Denitrification and nitrogen transport in a coastal aquifer receiving wastewater discharge

Denitrification and nitrogen transport were quantified in a sandy glacial aquifer receiving wastewater from a septage-treatment facility on Cape God, MA. The resulting groundwater plume contained high concentrations of NO3- (32 ms of N L(-1)), total dissolved nitrogen (40.5 mg of N L(-1)), and dissolved organic carbon (1.9 mg of C L(-1)) and developed a central anoxic zone after 17 months of effluent discharge. Denitrifying activity was measured using four approaches throughout the major biogeochemical zones of the plume. Three approaches that maintained the structure of aquifer materials yielded comparable rates: acetylene block in intact sediment cores, 9.6 ng of N cm(-3) d(-1) (n = 61); in situ N-2 production, 3.0 ng of N cm(-3) d(-1) (n = 11), and in situ NO3- depletion, 7.1 ng of N cm(-3) d(-1) (n = 3). In contrast, the mixing of aquifer materials using a standard slurry method yielded rates that were more than 15-fold higher (150 ng of N cm(-3) d(-1) n = 16) than other methods. Concentrations and delta(15)N of groundwater and effluent N-2, NO3-, and NH4+ were consistent with the lower rates of denitrification determined by the intact-core or in situ methods. These methods and a plumewide survey of excess N-2 indicate that 2-9% of the total mass of fired nitrogen recharged to the anoxic zone of the plume was denitrified during the 34-month study period.

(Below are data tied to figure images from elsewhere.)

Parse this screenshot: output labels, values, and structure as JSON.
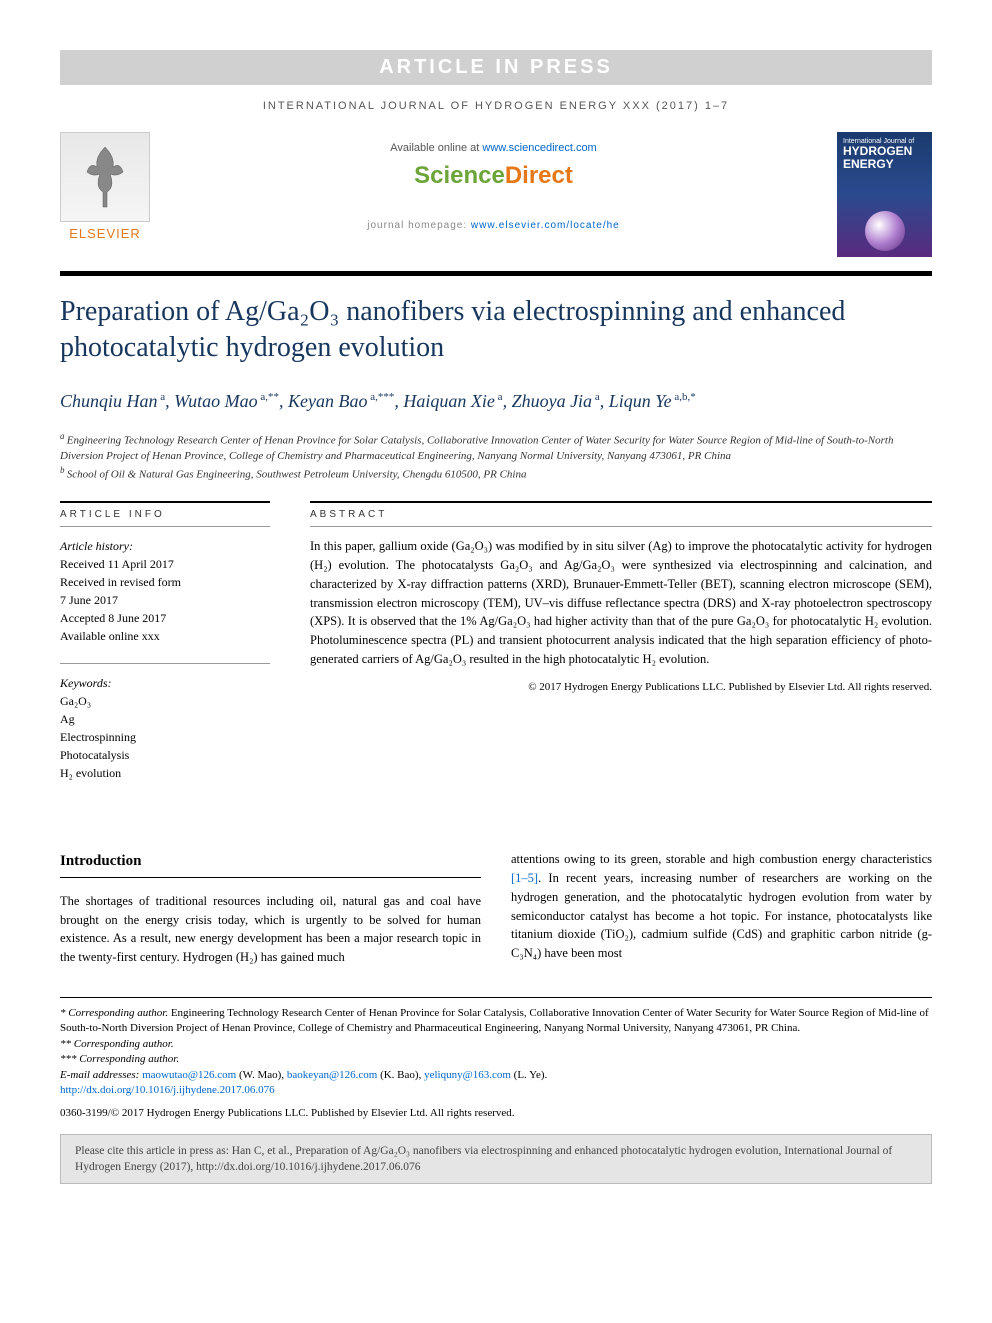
{
  "pressBanner": "ARTICLE IN PRESS",
  "journalRef": "INTERNATIONAL JOURNAL OF HYDROGEN ENERGY XXX (2017) 1–7",
  "header": {
    "availableText": "Available online at ",
    "availableLink": "www.sciencedirect.com",
    "sdLogoGreen": "Science",
    "sdLogoOrange": "Direct",
    "homepageLabel": "journal homepage: ",
    "homepageLink": "www.elsevier.com/locate/he",
    "elsevierName": "ELSEVIER",
    "coverTopText": "International Journal of",
    "coverTitle": "HYDROGEN ENERGY"
  },
  "title": "Preparation of Ag/Ga₂O₃ nanofibers via electrospinning and enhanced photocatalytic hydrogen evolution",
  "authors": [
    {
      "name": "Chunqiu Han",
      "sup": "a"
    },
    {
      "name": "Wutao Mao",
      "sup": "a,**"
    },
    {
      "name": "Keyan Bao",
      "sup": "a,***"
    },
    {
      "name": "Haiquan Xie",
      "sup": "a"
    },
    {
      "name": "Zhuoya Jia",
      "sup": "a"
    },
    {
      "name": "Liqun Ye",
      "sup": "a,b,*"
    }
  ],
  "affiliations": [
    {
      "sup": "a",
      "text": "Engineering Technology Research Center of Henan Province for Solar Catalysis, Collaborative Innovation Center of Water Security for Water Source Region of Mid-line of South-to-North Diversion Project of Henan Province, College of Chemistry and Pharmaceutical Engineering, Nanyang Normal University, Nanyang 473061, PR China"
    },
    {
      "sup": "b",
      "text": "School of Oil & Natural Gas Engineering, Southwest Petroleum University, Chengdu 610500, PR China"
    }
  ],
  "articleInfo": {
    "heading": "ARTICLE INFO",
    "historyLabel": "Article history:",
    "history": [
      "Received 11 April 2017",
      "Received in revised form",
      "7 June 2017",
      "Accepted 8 June 2017",
      "Available online xxx"
    ],
    "keywordsLabel": "Keywords:",
    "keywords": [
      "Ga₂O₃",
      "Ag",
      "Electrospinning",
      "Photocatalysis",
      "H₂ evolution"
    ]
  },
  "abstract": {
    "heading": "ABSTRACT",
    "text": "In this paper, gallium oxide (Ga₂O₃) was modified by in situ silver (Ag) to improve the photocatalytic activity for hydrogen (H₂) evolution. The photocatalysts Ga₂O₃ and Ag/Ga₂O₃ were synthesized via electrospinning and calcination, and characterized by X-ray diffraction patterns (XRD), Brunauer-Emmett-Teller (BET), scanning electron microscope (SEM), transmission electron microscopy (TEM), UV–vis diffuse reflectance spectra (DRS) and X-ray photoelectron spectroscopy (XPS). It is observed that the 1% Ag/Ga₂O₃ had higher activity than that of the pure Ga₂O₃ for photocatalytic H₂ evolution. Photoluminescence spectra (PL) and transient photocurrent analysis indicated that the high separation efficiency of photo-generated carriers of Ag/Ga₂O₃ resulted in the high photocatalytic H₂ evolution.",
    "copyright": "© 2017 Hydrogen Energy Publications LLC. Published by Elsevier Ltd. All rights reserved."
  },
  "introduction": {
    "heading": "Introduction",
    "col1": "The shortages of traditional resources including oil, natural gas and coal have brought on the energy crisis today, which is urgently to be solved for human existence. As a result, new energy development has been a major research topic in the twenty-first century. Hydrogen (H₂) has gained much",
    "col2_pre": "attentions owing to its green, storable and high combustion energy characteristics ",
    "col2_ref": "[1–5]",
    "col2_post": ". In recent years, increasing number of researchers are working on the hydrogen generation, and the photocatalytic hydrogen evolution from water by semiconductor catalyst has become a hot topic. For instance, photocatalysts like titanium dioxide (TiO₂), cadmium sulfide (CdS) and graphitic carbon nitride (g-C₃N₄) have been most"
  },
  "footnotes": {
    "corr1_label": "* Corresponding author.",
    "corr1_text": " Engineering Technology Research Center of Henan Province for Solar Catalysis, Collaborative Innovation Center of Water Security for Water Source Region of Mid-line of South-to-North Diversion Project of Henan Province, College of Chemistry and Pharmaceutical Engineering, Nanyang Normal University, Nanyang 473061, PR China.",
    "corr2": "** Corresponding author.",
    "corr3": "*** Corresponding author.",
    "emailLabel": "E-mail addresses: ",
    "emails": [
      {
        "addr": "maowutao@126.com",
        "who": " (W. Mao), "
      },
      {
        "addr": "baokeyan@126.com",
        "who": " (K. Bao), "
      },
      {
        "addr": "yeliquny@163.com",
        "who": " (L. Ye)."
      }
    ],
    "doi": "http://dx.doi.org/10.1016/j.ijhydene.2017.06.076",
    "issn": "0360-3199/© 2017 Hydrogen Energy Publications LLC. Published by Elsevier Ltd. All rights reserved."
  },
  "citeBox": "Please cite this article in press as: Han C, et al., Preparation of Ag/Ga₂O₃ nanofibers via electrospinning and enhanced photocatalytic hydrogen evolution, International Journal of Hydrogen Energy (2017), http://dx.doi.org/10.1016/j.ijhydene.2017.06.076",
  "colors": {
    "titleBlue": "#17365d",
    "linkBlue": "#0066cc",
    "elsevierOrange": "#e67817",
    "sdGreen": "#6ba539"
  }
}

Denitrification was limited by organic carbon (not NO3-) concentrations, as evidenced by a nitrate and carbon addition experiment, the correlation of denitrifying activity with in situ concentrations of dissolved organic carbon, and the assessments of available organic carbon in plume sediments. Carbon limitation is consistent with the observed conservative transport of 85-96% of the nitrate in the anoxic zone. Although denitrifying activity removed a significant amount (46-250 kg) of fixed nitrogen during transport, the effects of aquifer denitrification on the nitrogen load to receiving ecosystems are likely to be small (<10%).